Некоторые возражали, что-де аналогия между следователем и работником розыска, с одной стороны, и работником искусства, с другой, не только не показательна, но даже и незакономерна. Они утверждали, что работник искусства находится в неизмеримо более простых условиях работы. Он-де свободен в выборе черт, мыслей и действий своих героев, а следователь, мол, вынужден воспроизводить образ, мысли и действия реально существующего, но не известного ему героя лишь по следствиям его мыслей и действий. При этом забывалось, что художник — будь то писатель или живописец — так же не волен в выборе своих характеристик, как следователь. По страницам книги, по полотну картины, по экрану кинематографа или по сцене театра не может ходить любой, выдуманный автором, герой. Если этот герой нереален, если его черты и поступки не соответствуют жизненной правде, короче говоря, если герой выдуман, а не воспроизведен силою творческого воображения художника по чертам, свойственным действительно шагающим по жизни людям, — все произведение — роман, драма, холст — будет обречено на провал. Оно будет так же неправдиво и так же не приведет к победе, как неверно построенная версия следователя.
Грачику доводилось слышать признания питателей о том, что у обывателей принято обозначать словами “муки творчества”. И на основании слышанного Грачик пришел к заключению, что идти по следам героя писателю столь же трудно, как следователю идти по следам преследуемого им субъекта. Это путешествие по жизни вместе с героями может рассчитывать на успех лишь при наличии у автора или у следователя правильного понимания явлений, способности к психоанализу и достаточно богатого воображения. Именно воображение, а только оно, может преодолеть узость границ, какие сам себе ставит человек, если глядит па жизнь из-за забора параграфов. Свобода одаренного творческого ума, — вот залог успеха в построении любой версии в любом деле — от романа до заключения следователя…
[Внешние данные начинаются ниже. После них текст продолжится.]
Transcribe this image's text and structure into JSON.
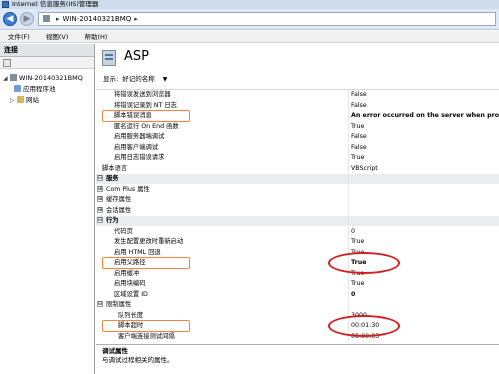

Было бы ошибочно думать, будто подобного рода мысли высказывал или тем более внушал своему другу Кручинин. Напротив, он не уставал повторять Грачику, что в данном деле, как и во всяком другом, нужны знания и снова знания. А самым главным знанием, нужным следователю, розыскному работнику, криминалисту, как и всякому другому творческому работнику, является знание жизни…
Закончив составление карты и тщательно проверив свою работу, Грачик подошел к постели, на которой растянулся Кручинин. Негромко, как можно равнодушнее, проговорил:
— Как вы это находите?
Тот рассеянно поглядел на отпечатки. Сел в постели, пригляделся повнимательней.
— Что, по-твоему, нужно теперь сделать? — спросил он.
— Пока прибудут законные власти и можно будет арестовать старика, нужно принять меры к тому, чтобы он не скрылся.
— По-моему, он и не собирается скрываться.
— Вы так думаете? А я бы все-таки предупредил пастора, чтобы он за ним последил. Ему удобней, чем кому-либо другому оставаться около Хеккерта.
— Правильно придумано, — согласился Кручинин, — иди и скажи это пастору. Расскажи ему все.
— Быть может, лучше сделать это вам самому? — нерешительно спросил Грачик.
— Самому?… Хорошо!
Когда Кручинин сказал пастору об ужасном открытии, тот казался настолько потрясенным, что долго не мог ничего произнести.
— Боже правый, — проговорил он, наконец… — это возможно? Господи, прости ему…
Он несколько мгновений стоял, уронив голову на грудь и молитвенно сложив руки.
— Вы уверены в том, что здесь не может быть ошибки? — спросил он.
— Законы дактилоскопии нерушимы, — ответил Кручинин. — Впрочем… мне кажется, вам это хорошо известно… Лучше, чем мне.
— Да, да… Иногда хочется, чтобы наука была не так неопровержима… Братоубийство! Неужели эго слово не заставляет вас содрогнуться?!